Landscape organizes everything within sight.

Friday, May 27, 2005

Sex and God II

A lot of personal correspondence has followed from my earlier posts about the Nerve moral values issue.

Two facets of the debate stick with me: 1) the church's need to speak to and value, not withdraw from/minimize/ignore, modern alienations and discords; and 2) that one part of that fight is to reach out to the healthy aspects of sexuality. S

To speak of twenty-somethings making fun of litugy as sexual: 1) Freud is right about the sexual content of our brains acting everywhere, and Christians submit to all forms of truth about the human condition; 2) laughter from outside does not mitigate the reality of the spirits' grace within; 3) the mocking is a sign of alienation among the cast-out in their 20s who feel like the church, like all forms of authority, is out to get them. Christians should comfort and encourage these people, not be shocked by them.
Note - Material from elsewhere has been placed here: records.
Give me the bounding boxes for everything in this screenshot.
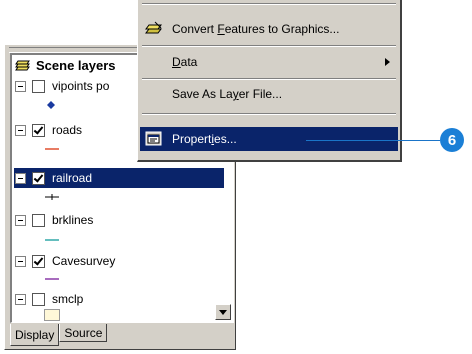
menu-separator bbox=[142, 78, 396, 80]
tab-display[interactable]: Display bbox=[10, 324, 60, 346]
menu-item-label: Data bbox=[172, 55, 198, 69]
menu-item-convert-features[interactable]: Convert Features to Graphics... bbox=[140, 17, 398, 41]
submenu-arrow-icon bbox=[385, 58, 390, 66]
layer-context-menu: Convert Features to Graphics... Data Sav… bbox=[137, 0, 402, 162]
scene-layers-group[interactable]: Scene layers bbox=[15, 56, 116, 74]
tab-source[interactable]: Source bbox=[59, 324, 108, 342]
collapse-toggle[interactable] bbox=[15, 214, 26, 226]
layer-visibility-checkbox[interactable] bbox=[32, 171, 45, 185]
layer-label: railroad bbox=[50, 170, 95, 186]
properties-icon bbox=[145, 131, 162, 146]
layer-label: brklines bbox=[52, 213, 94, 227]
menu-item-save-layer-file[interactable]: Save As Layer File... bbox=[140, 82, 398, 106]
fill-symbol-icon bbox=[44, 309, 60, 321]
layer-visibility-checkbox[interactable] bbox=[32, 292, 45, 306]
layer-label: vipoints po bbox=[52, 79, 110, 93]
layer-visibility-checkbox[interactable] bbox=[32, 254, 45, 268]
layer-label: roads bbox=[52, 123, 83, 137]
layer-label: smclp bbox=[52, 292, 84, 306]
layer-row-roads[interactable]: roads bbox=[15, 121, 82, 139]
menu-item-label: Properties... bbox=[172, 132, 237, 146]
point-symbol-icon bbox=[47, 101, 55, 109]
layer-row-brklines[interactable]: brklines bbox=[15, 211, 93, 229]
layer-visibility-checkbox[interactable] bbox=[32, 79, 45, 93]
menu-separator bbox=[142, 45, 396, 47]
layer-row-railroad[interactable]: railroad bbox=[15, 169, 95, 187]
scroll-down-button[interactable] bbox=[215, 304, 231, 320]
layer-visibility-checkbox[interactable] bbox=[32, 123, 45, 137]
scene-layers-icon bbox=[15, 60, 30, 71]
collapse-toggle[interactable] bbox=[15, 293, 26, 305]
menu-item-data[interactable]: Data bbox=[140, 50, 398, 74]
layer-label: Cavesurvey bbox=[52, 254, 116, 268]
collapse-toggle[interactable] bbox=[15, 172, 26, 184]
step-callout-badge: 6 bbox=[440, 128, 464, 152]
collapse-toggle[interactable] bbox=[15, 255, 26, 267]
toc-tab-strip: Display Source bbox=[10, 324, 108, 346]
layer-row-cavesurvey[interactable]: Cavesurvey bbox=[15, 252, 115, 270]
line-symbol-icon bbox=[45, 239, 59, 241]
layer-row-smclp[interactable]: smclp bbox=[15, 290, 83, 308]
layer-row-vipoints[interactable]: vipoints po bbox=[15, 77, 109, 95]
callout-line bbox=[306, 140, 440, 141]
chevron-down-icon bbox=[219, 309, 227, 315]
line-symbol-icon bbox=[45, 148, 59, 150]
menu-separator bbox=[142, 3, 396, 5]
convert-graphics-icon bbox=[145, 21, 162, 34]
railroad-symbol-icon bbox=[45, 194, 59, 200]
menu-item-label: Convert Features to Graphics... bbox=[172, 22, 340, 36]
collapse-toggle[interactable] bbox=[15, 80, 26, 92]
menu-separator bbox=[142, 113, 396, 115]
layer-visibility-checkbox[interactable] bbox=[32, 213, 45, 227]
collapse-toggle[interactable] bbox=[15, 124, 26, 136]
menu-item-label: Save As Layer File... bbox=[172, 87, 283, 101]
line-symbol-icon bbox=[45, 278, 59, 280]
scene-layers-label: Scene layers bbox=[36, 57, 116, 73]
menu-item-properties[interactable]: Properties... bbox=[140, 127, 398, 151]
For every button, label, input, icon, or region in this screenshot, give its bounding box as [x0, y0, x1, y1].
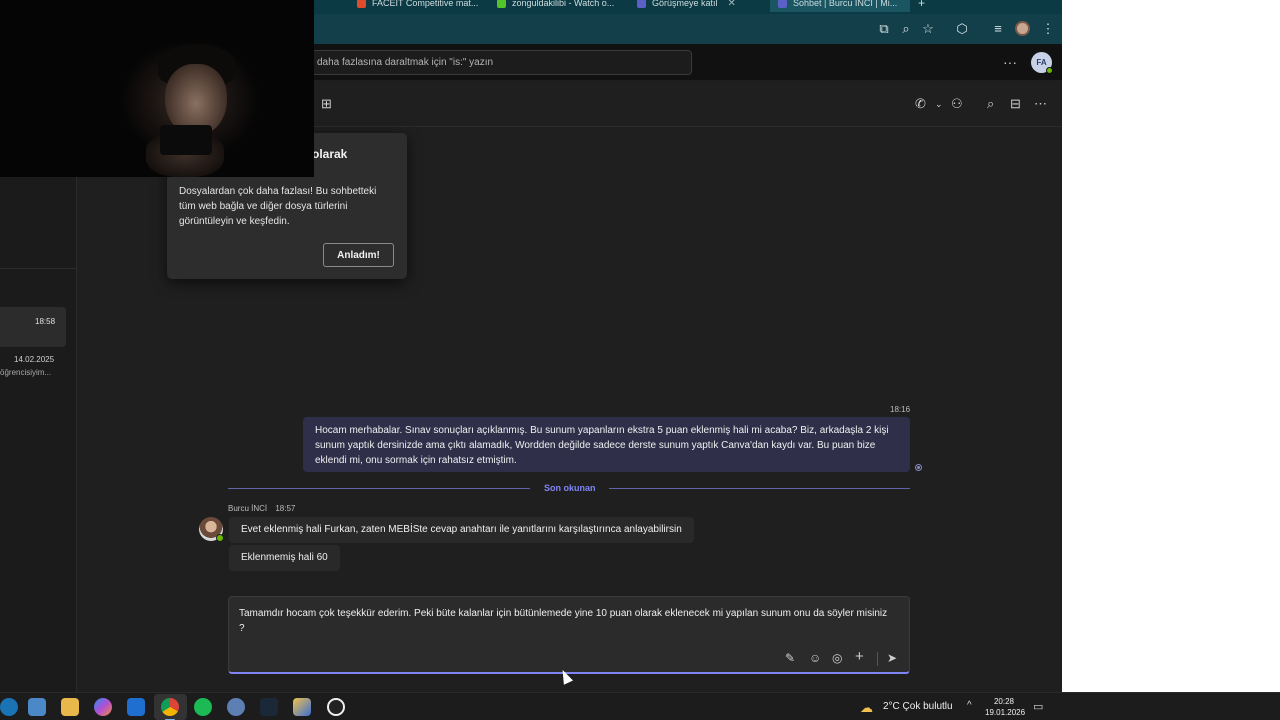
weather-label[interactable]: 2°C Çok bulutlu: [883, 701, 953, 712]
bookmark-star-icon[interactable]: ☆: [920, 21, 936, 37]
media-queue-icon[interactable]: ≡: [990, 21, 1006, 37]
popout-chat-icon[interactable]: ⊟: [1010, 96, 1021, 112]
last-read-divider: Son okunan: [228, 482, 910, 494]
faceit-favicon-icon: [357, 0, 366, 8]
presence-available-icon: [216, 534, 224, 542]
divider-line: [228, 488, 530, 489]
send-icon[interactable]: ➤: [887, 651, 897, 665]
clock-time: 20:28: [993, 697, 1015, 706]
message-composer[interactable]: Tamamdır hocam çok teşekkür ederim. Peki…: [228, 596, 910, 674]
more-options-icon[interactable]: ···: [1003, 54, 1017, 70]
my-message-bubble[interactable]: Hocam merhabalar. Sınav sonuçları açıkla…: [303, 417, 910, 472]
seen-eye-icon: [915, 464, 922, 471]
incoming-message-bubble[interactable]: Evet eklenmiş hali Furkan, zaten MEBİSte…: [229, 517, 694, 543]
extensions-icon[interactable]: ⬡: [954, 21, 970, 37]
call-icon[interactable]: ✆: [915, 96, 926, 112]
got-it-button[interactable]: Anladım!: [323, 243, 394, 267]
chat-item-preview[interactable]: öğrencisiyim...: [0, 368, 51, 377]
more-icon[interactable]: ⋯: [1034, 96, 1047, 112]
chat-list-item-selected[interactable]: [0, 307, 66, 347]
tooltip-body: Dosyalardan çok daha fazlası! Bu sohbett…: [179, 186, 377, 227]
tab-label: zonguldakilibi - Watch o...: [512, 0, 615, 8]
copilot-icon[interactable]: [94, 698, 112, 716]
tab-label: Görüşmeye katıl: [652, 0, 718, 8]
search-placeholder: daha fazlasına daraltmak için "is:" yazı…: [317, 57, 494, 68]
tab-label: FACEIT Competitive mat...: [372, 0, 479, 8]
watch-favicon-icon: [497, 0, 506, 8]
format-icon[interactable]: ✎: [785, 651, 795, 665]
browser-menu-icon[interactable]: ⋮: [1040, 21, 1056, 37]
last-read-label: Son okunan: [544, 483, 596, 493]
tab-close-icon[interactable]: ✕: [728, 0, 736, 9]
edge-icon[interactable]: [0, 698, 18, 716]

To speak to those taken aback by the allusions in certain blogs to the Christian textual history of sexual experiences with God: sexualizing the gospel is not an affront to God. When John Donne did it he testified to the gospel's ability to penetrate every facet of his personality. God cannot be denigrated by the human, any more than he is denigrated when the sinner or the sick turn to Him. That gospel can be read as a metaphor for intercourse is to dignify intercourse, not to delimit gospel.

1 Comments:

Anonymous Anonymous said...

The current cover article of Christianity Today, Sex in the Body of Christ, describes what actual conservative Christian college students do. It also describes chastity as a spiritual discipline, presenting it as desirable but evidently optional.